今回の資本関係に関しては、上に示されたJリーグ規約の理念は、他のスポーツでも見られる事であり、規約を改正して済む問題ではありません。資本関係が報じられている通りなら、横浜F・マリノスか、浦和レッズのどちらかの資本が入れ替わらなければならないのは、当然の道理です。これを、Jリーグは、なあなあに済ます訳には行かないと考えます。
当然の道理を曲げる訳には、行きません。
まあ、常識的な考え方として、浦和レッズから、三菱自動車が手を引くのが道理。でも、一方、浦和レッズは、発足から、三菱マークをクラブのマークとして掲げています。この三菱マークは、他者の認容の下、法的に浦和レッズの活動分野(スポーツ関連)では、浦和レッズのものなのです。決して、三菱自動車や三菱関連他社に脅かされないものとして存在しています。ですので、浦和レッズは、三菱マークを人質に取っているも同然。これは、企業グループのマークを、何の変更も無く、クラブのマークに転用したが故の、当然の道理。柏レイソルが日立のマークを変形したマークにしている様な、ひねりが無い事が、逆の作用を及ぼしてます。
もし、三井不動産が、浦和レッズを自らの傘下に入れた場合、自社の広告で、浦和レッズへの協賛を示すものとして、三菱マークを使っても、法的には文句の言えない道理になってしまいます(まあ、裁判は起こすでしょうが、使い方に注意している限り、争っても三菱地所側が負ける可能性大)。つまり…浦和レッズは、経営側が独立していれば(←ここ、大事)、三菱マークを人質に取って、三菱グループ各社に資本参加を要求出来る訳。こんな関係にある限り、浦和レッズは、三菱自動車から三菱グループ各社の資本参加を仰ぐ形で決着するしかないとは思うんですけどねぇ。
結局は、浦和レッズの経営陣が、現在のまま、資本構成を変える交渉に臨むか、それとも、日産側の影響を受けて進めるか(日産側の影響を受けた途端、Jリーグ規約違反が問題になる道理ではありますが)、の問題でしょう。独立してれば、三菱マークを人質に、浦和レッズの株を高く買い取らせる事は、十分可能な筈ですけど(笑)。

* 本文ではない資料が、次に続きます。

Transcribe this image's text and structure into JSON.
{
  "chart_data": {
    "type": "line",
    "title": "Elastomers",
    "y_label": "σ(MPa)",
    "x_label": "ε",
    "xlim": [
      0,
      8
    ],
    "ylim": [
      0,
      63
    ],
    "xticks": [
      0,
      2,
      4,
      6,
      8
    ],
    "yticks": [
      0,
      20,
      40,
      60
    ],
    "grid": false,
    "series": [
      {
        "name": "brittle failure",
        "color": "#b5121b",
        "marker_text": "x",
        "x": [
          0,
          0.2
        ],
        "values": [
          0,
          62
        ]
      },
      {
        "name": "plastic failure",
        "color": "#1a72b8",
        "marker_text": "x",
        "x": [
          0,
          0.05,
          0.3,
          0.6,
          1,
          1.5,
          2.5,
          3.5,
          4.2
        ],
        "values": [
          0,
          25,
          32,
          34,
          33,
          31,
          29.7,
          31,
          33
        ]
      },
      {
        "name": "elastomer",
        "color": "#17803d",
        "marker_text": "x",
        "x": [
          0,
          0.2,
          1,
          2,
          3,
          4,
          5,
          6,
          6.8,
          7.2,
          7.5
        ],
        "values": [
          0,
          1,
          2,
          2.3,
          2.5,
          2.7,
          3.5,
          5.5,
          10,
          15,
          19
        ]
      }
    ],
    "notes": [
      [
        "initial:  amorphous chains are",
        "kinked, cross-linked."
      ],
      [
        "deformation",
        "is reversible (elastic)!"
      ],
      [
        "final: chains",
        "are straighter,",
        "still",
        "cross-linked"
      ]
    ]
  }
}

外野としちゃ、ソフトバンク辺りが獲得に乗り出すと、面白いんだけどなぁ。浦和ホワイトとかになって、白い三菱マーク、赤い三菱マークをソフトバンクが使い放題、って構図は笑わせられる。が、そんな事にはならない事と思います。
キッコーマンが乗り出しても面白いけど…。赤いトマトマークになったりして。日の丸の真ん中にガクを書き入れて「トマトだ」と言い張り、マークにしちゃう、って手もありではあるけど、非難必至だろうしなぁ(爆)。